Locker isn't the only one excited about the hiring of Whisenhunt, who turned down an offer from the Detroit Lions to come back to Tennessee where he once served as an assistant coach at Vanderbilt for two seasons.
“This place is special to me and that has a pull,” Whisenhunt said. “From my experience and playing here as an opponent coming in here, the fan base is great, they are loud, you like that environment, so when you think about wanting to coach in a place where you have that, that is our goal for our fans to be supportive of us. That means we have to do a good job of giving them a product to be proud of. The fact that I felt so good about Ruston and Mr. (Tommy) Smith and I had many good conversations and I felt really good about him when I met him, I think that was a big piece of it.”
Likewise, Webster, who interviewed three other candidates – Jay Gruden, Mike Zimmer and Jim Caldwell – is excited about Whisenhunt as a match for the Titans.
“Ken is an excellent fit for the Tennessee Titans and I’m glad he felt the same way we did about that. We spent several hours talking last Friday night and hit it off,” Webster said “I look for this to be a really fine marriage. Ken is an outstanding offensive coach, but also an outstanding head coach. He has a background with several successful franchises and we look forward to a new day and creating a new culture with the Tennessee Titans.”
Part of that new culture that Whisenhunt and Webster hope to create is one that puts an exciting and competitive team on the field, something that hasn't always been a part of the Titans' repertoire over the past several seasons.
“If guys don’t buy in, they don’t fit in,” Whisenhunt said. “That’s the atmosphere you have to create, and that’s our job to create that.
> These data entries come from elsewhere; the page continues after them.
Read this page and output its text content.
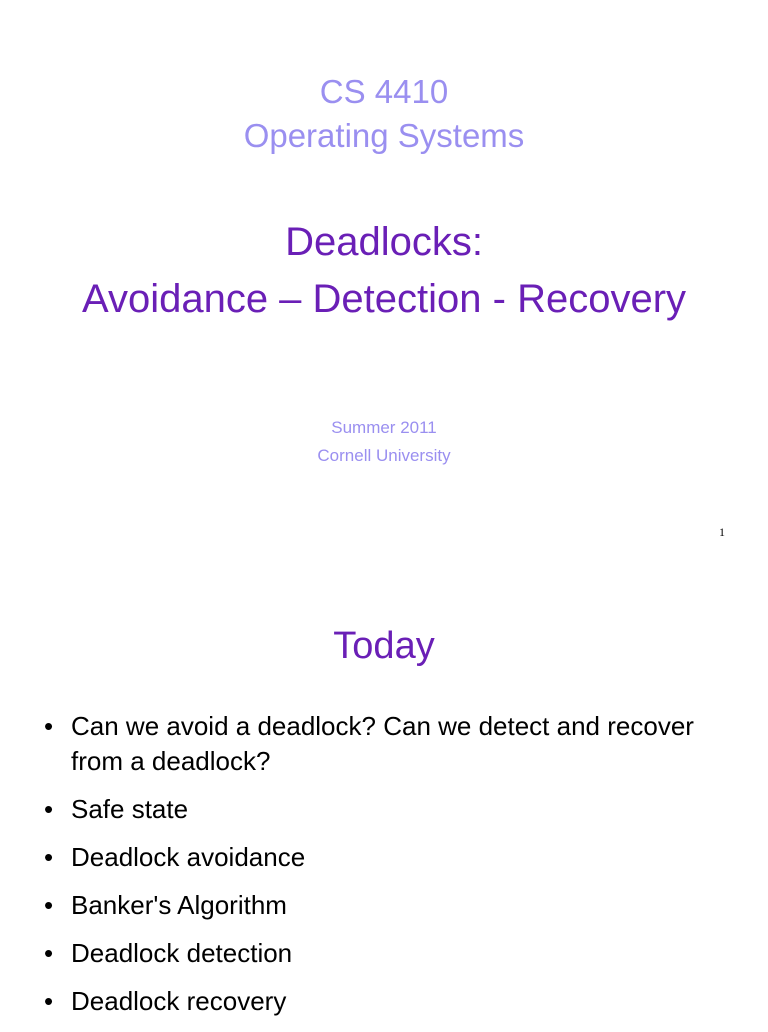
CS 4410
Operating Systems
Deadlocks:
Avoidance – Detection - Recovery
Summer 2011
Cornell University
1
Today
• Can we avoid a deadlock? Can we detect and recover from a deadlock?
• Safe state
• Deadlock avoidance
• Banker's Algorithm
• Deadlock detection
• Deadlock recovery
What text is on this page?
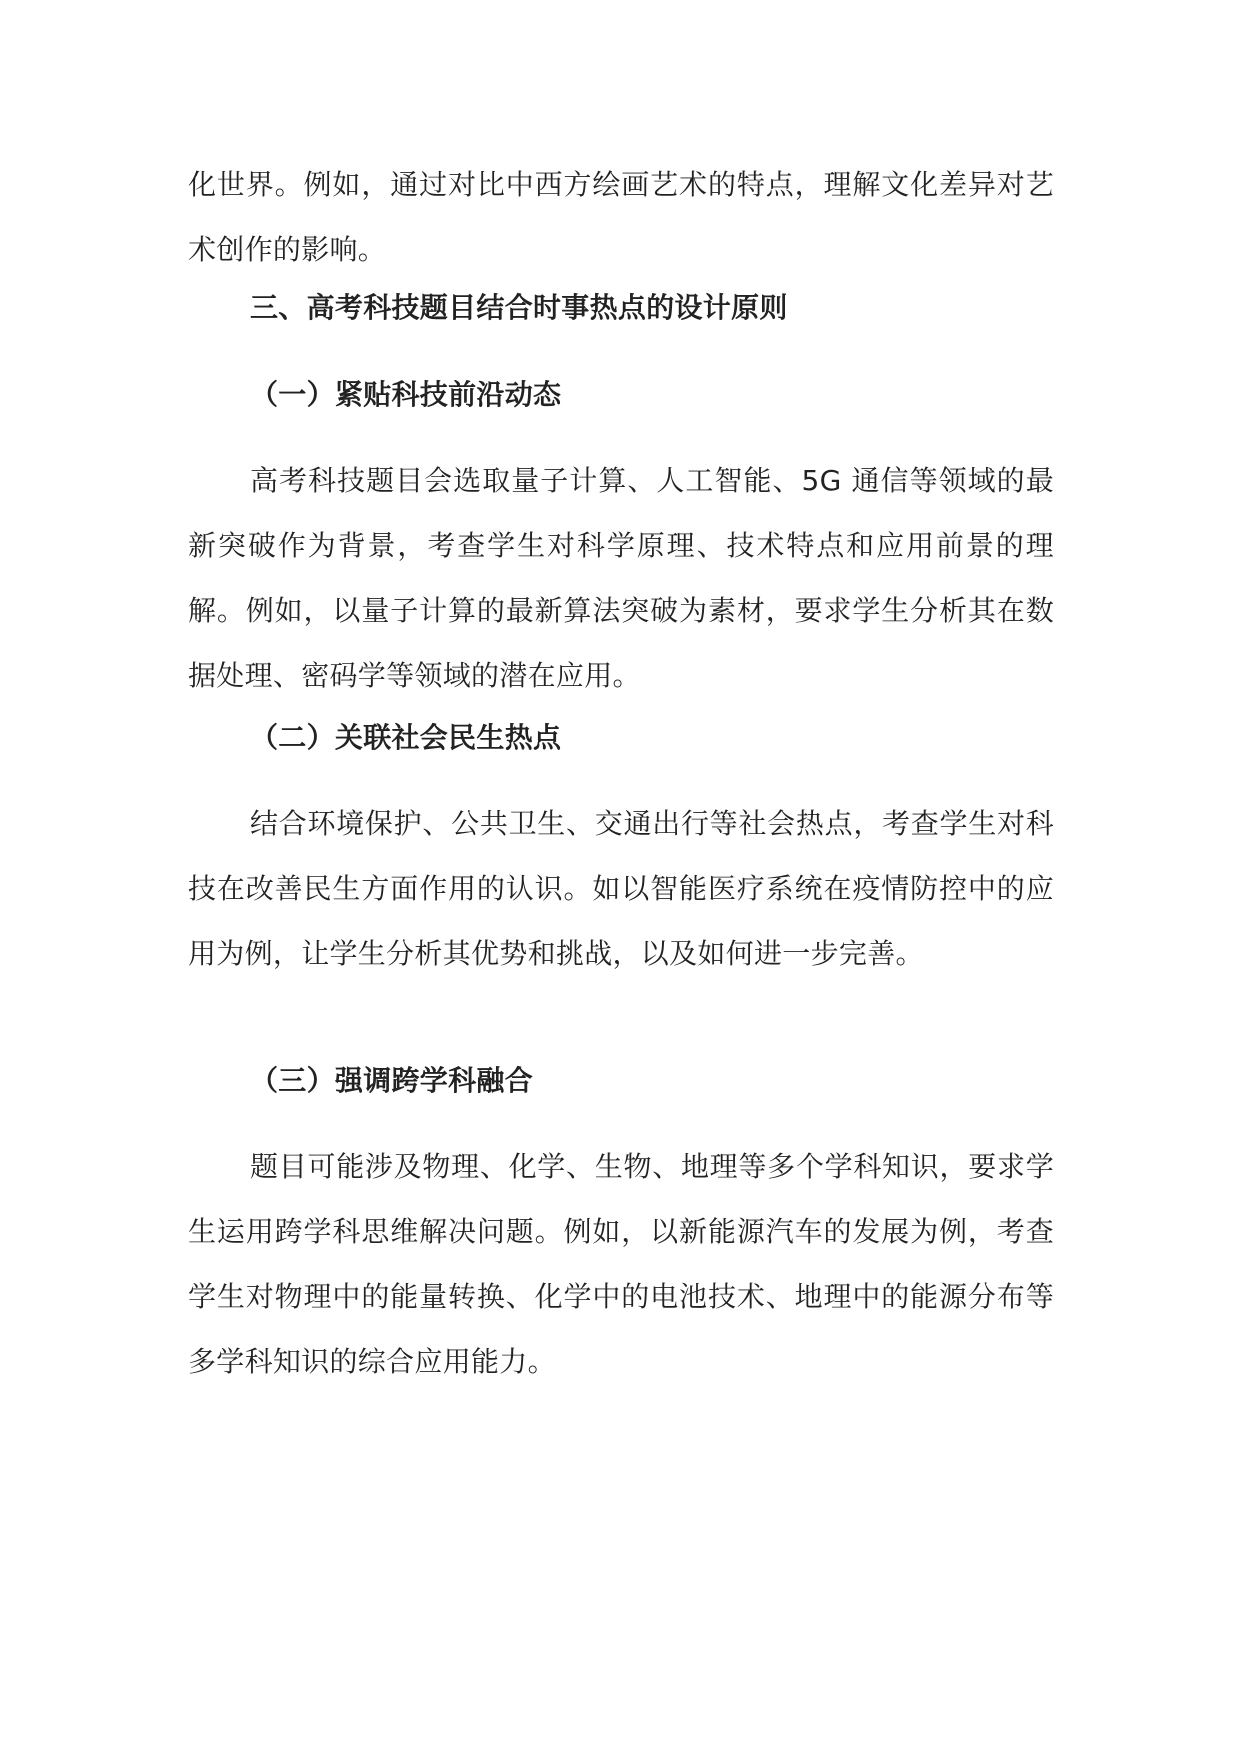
化世界。例如，通过对比中西方绘画艺术的特点，理解文化差异对艺术创作的影响。

三、高考科技题目结合时事热点的设计原则

（一）紧贴科技前沿动态

高考科技题目会选取量子计算、人工智能、5G 通信等领域的最新突破作为背景，考查学生对科学原理、技术特点和应用前景的理解。例如，以量子计算的最新算法突破为素材，要求学生分析其在数据处理、密码学等领域的潜在应用。

（二）关联社会民生热点

结合环境保护、公共卫生、交通出行等社会热点，考查学生对科技在改善民生方面作用的认识。如以智能医疗系统在疫情防控中的应用为例，让学生分析其优势和挑战，以及如何进一步完善。

（三）强调跨学科融合

题目可能涉及物理、化学、生物、地理等多个学科知识，要求学生运用跨学科思维解决问题。例如，以新能源汽车的发展为例，考查学生对物理中的能量转换、化学中的电池技术、地理中的能源分布等多学科知识的综合应用能力。
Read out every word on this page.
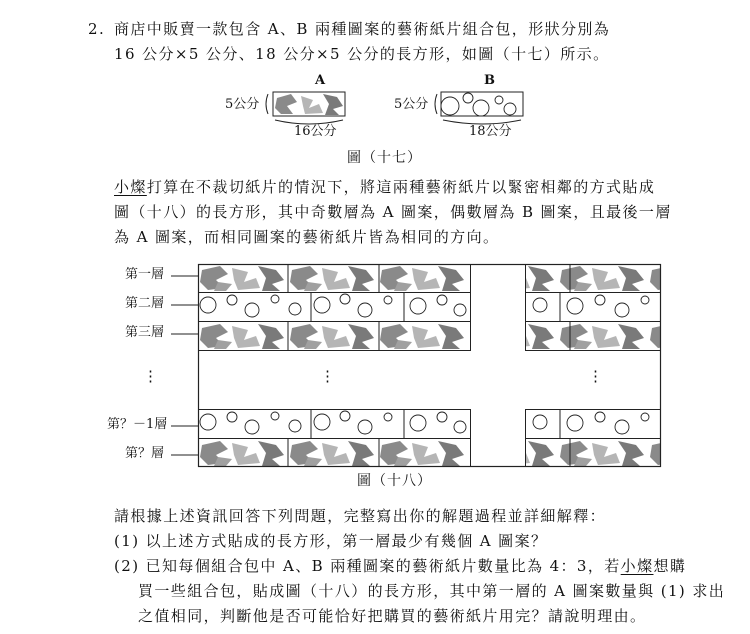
2. 商店中販賣一款包含 A、B 兩種圖案的藝術紙片組合包，形狀分別為
16 公分×5 公分、18 公分×5 公分的長方形，如圖（十七）所示。
A	B
5公分
16公分
5公分
18公分
圖（十七）
小燦打算在不裁切紙片的情況下，將這兩種藝術紙片以緊密相鄰的方式貼成
圖（十八）的長方形，其中奇數層為 A 圖案，偶數層為 B 圖案，且最後一層
為 A 圖案，而相同圖案的藝術紙片皆為相同的方向。
第一層
第二層
第三層
⋮
第？－1層
第？層
⋮	⋮
圖（十八）
請根據上述資訊回答下列問題，完整寫出你的解題過程並詳細解釋：
(1) 以上述方式貼成的長方形，第一層最少有幾個 A 圖案？
(2) 已知每個組合包中 A、B 兩種圖案的藝術紙片數量比為 4：3，若小燦想購
買一些組合包，貼成圖（十八）的長方形，其中第一層的 A 圖案數量與 (1) 求出
之值相同，判斷他是否可能恰好把購買的藝術紙片用完？請說明理由。
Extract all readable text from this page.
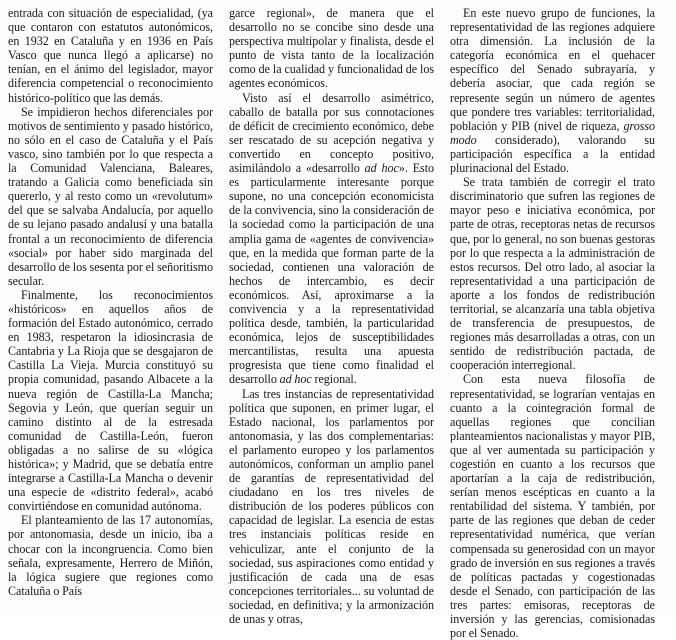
entrada con situación de especialidad, (ya que contaron con estatutos autonómicos, en 1932 en Cataluña y en 1936 en País Vasco que nunca llegó a aplicarse) no tenían, en el ánimo del legislador, mayor diferencia competencial o reconocimiento histórico-político que las demás.

Se impidieron hechos diferenciales por motivos de sentimiento y pasado histórico, no sólo en el caso de Cataluña y el País vasco, sino también por lo que respecta a la Comunidad Valenciana, Baleares, tratando a Galicia como beneficiada sin quererlo, y al resto como un «revolutum» del que se salvaba Andalucía, por aquello de su lejano pasado andalusí y una batalla frontal a un reconocimiento de diferencia «social» por haber sido marginada del desarrollo de los sesenta por el señoritismo secular.

Finalmente, los reconocimientos «históricos» en aquellos años de formación del Estado autonómico, cerrado en 1983, respetaron la idiosincrasia de Cantabria y La Rioja que se desgajaron de Castilla La Vieja. Murcia constituyó su propia comunidad, pasando Albacete a la nueva región de Castilla-La Mancha; Segovia y León, que querían seguir un camino distinto al de la estresada comunidad de Castilla-León, fueron obligadas a no salirse de su «lógica histórica»; y Madrid, que se debatía entre integrarse a Castilla-La Mancha o devenir una especie de «distrito federal», acabó convirtiéndose en comunidad autónoma.

El planteamiento de las 17 autonomías, por antonomasia, desde un inicio, iba a chocar con la incongruencia. Como bien señala, expresamente, Herrero de Miñón, la lógica sugiere que regiones como Cataluña o País

garce regional», de manera que el desarrollo no se concibe sino desde una perspectiva multipolar y finalista, desde el punto de vista tanto de la localización como de la cualidad y funcionalidad de los agentes económicos.

Visto así el desarrollo asimétrico, caballo de batalla por sus connotaciones de déficit de crecimiento económico, debe ser rescatado de su acepción negativa y convertido en concepto positivo, asimilándolo a «desarrollo ad hoc». Esto es particularmente interesante porque supone, no una concepción economicista de la convivencia, sino la consideración de la sociedad como la participación de una amplia gama de «agentes de convivencia» que, en la medida que forman parte de la sociedad, contienen una valoración de hechos de intercambio, es decir económicos. Así, aproximarse a la convivencia y a la representatividad política desde, también, la particularidad económica, lejos de susceptibilidades mercantilistas, resulta una apuesta progresista que tiene como finalidad el desarrollo ad hoc regional.

Las tres instancias de representatividad política que suponen, en primer lugar, el Estado nacional, los parlamentos por antonomasia, y las dos complementarias: el parlamento europeo y los parlamentos autonómicos, conforman un amplio panel de garantías de representatividad del ciudadano en los tres niveles de distribución de los poderes públicos con capacidad de legislar. La esencia de estas tres instanciais políticas reside en vehiculizar, ante el conjunto de la sociedad, sus aspiraciones como entidad y justificación de cada una de esas concepciones territoriales... su voluntad de sociedad, en definitiva; y la armonización de unas y otras,

En este nuevo grupo de funciones, la representatividad de las regiones adquiere otra dimensión. La inclusión de la categoría económica en el quehacer específico del Senado subrayaría, y debería asociar, que cada región se represente según un número de agentes que pondere tres variables: territorialidad, población y PIB (nivel de riqueza, grosso modo considerado), valorando su participación específica a la entidad plurinacional del Estado.

Se trata también de corregir el trato discriminatorio que sufren las regiones de mayor peso e iniciativa económica, por parte de otras, receptoras netas de recursos que, por lo general, no son buenas gestoras por lo que respecta a la administración de estos recursos. Del otro lado, al asociar la representatividad a una participación de aporte a los fondos de redistribución territorial, se alcanzaría una tabla objetiva de transferencia de presupuestos, de regiones más desarrolladas a otras, con un sentido de redistribución pactada, de cooperación interregional.

Con esta nueva filosofía de representatividad, se lograrían ventajas en cuanto a la cointegración formal de aquellas regiones que concilian planteamientos nacionalistas y mayor PIB, que al ver aumentada su participación y cogestión en cuanto a los recursos que aportarían a la caja de redistribución, serían menos escépticas en cuanto a la rentabilidad del sistema. Y también, por parte de las regiones que deban de ceder representatividad numérica, que verían compensada su generosidad con un mayor grado de inversión en sus regiones a través de políticas pactadas y cogestionadas desde el Senado, con participación de las tres partes: emisoras, receptoras de inversión y las gerencias, comisionadas por el Senado.
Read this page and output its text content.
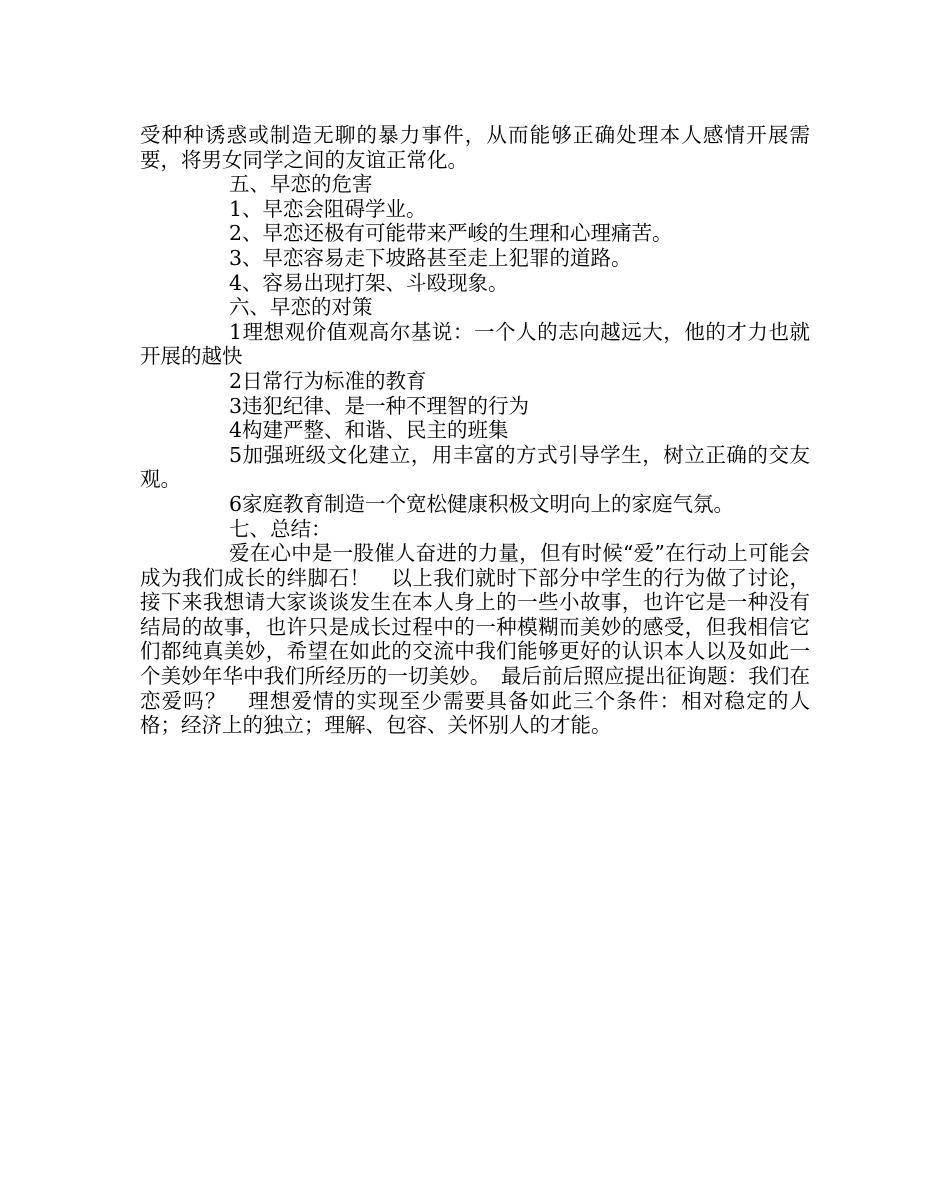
受种种诱惑或制造无聊的暴力事件，从而能够正确处理本人感情开展需要，将男女同学之间的友谊正常化。

五、早恋的危害

1、早恋会阻碍学业。

2、早恋还极有可能带来严峻的生理和心理痛苦。

3、早恋容易走下坡路甚至走上犯罪的道路。

4、容易出现打架、斗殴现象。

六、早恋的对策

1理想观价值观高尔基说：一个人的志向越远大，他的才力也就开展的越快

2日常行为标准的教育

3违犯纪律、是一种不理智的行为

4构建严整、和谐、民主的班集

5加强班级文化建立，用丰富的方式引导学生，树立正确的交友观。

6家庭教育制造一个宽松健康积极文明向上的家庭气氛。

七、总结：

爱在心中是一股催人奋进的力量，但有时候“爱”在行动上可能会成为我们成长的绊脚石！　以上我们就时下部分中学生的行为做了讨论，接下来我想请大家谈谈发生在本人身上的一些小故事，也许它是一种没有结局的故事，也许只是成长过程中的一种模糊而美妙的感受，但我相信它们都纯真美妙，希望在如此的交流中我们能够更好的认识本人以及如此一个美妙年华中我们所经历的一切美妙。　最后前后照应提出征询题：我们在恋爱吗？　理想爱情的实现至少需要具备如此三个条件：相对稳定的人格；经济上的独立；理解、包容、关怀别人的才能。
It starts by picking the right guys. It starts by creating an atmosphere of competition, which allows these guys to put their best foot forward. Then having two good men here, that helps me, and that’s an important piece of it.”
Some of Whisenhunt's first items of business will be to assemble a coaching staff. He didn't rule out a few of Mike Munchak's leftover coaches at least getting the chance to interview for their jobs. But he also said he will begin the process of trying to hire the best people he can find, no matter if they are from inside the organization or outside.
Some of those hires and interviews for assistant coaches could come next week at the Senior Bowl in Mobile, Ala.
As for defense, Whisenhunt has mostly been a 3-4 guy, and his old coordinator in Arizona, Ray Horton, was among the Cleveland Browns assistant coaches who are now free to interview for other jobs. Whisenhunt, however, said he wasn't necessarily married to the 3-4 or the 4-3 when it comes to defense.
“Defensively, there is a misconception I think about the 3-4 and the 4-3, 70 percent of this game now is in sub-defense which is four down, three down and you are using both components when you do that,” Whisenhunt said. “I know this as an offensive coach: when you are preparing for a 4-3 and a 3-4 it very difficult because of protection issues. You have to have elements of both of them. I think to say that we are going to run a 3-4, two-gap defense that is not what we are going to do.”
In time, Whisenhunt will begin to put his stamp on the Titans on both sides of the football, nbut he emphasized that an important building block in that is the working relationships sold him on Tennessee in the first place.
“I think one of the things that I have learned in my time in the NFL is that chemistry is an important part of this. When you feel like you have that chemistry and you are excited about it that plays a big part of it,” he said.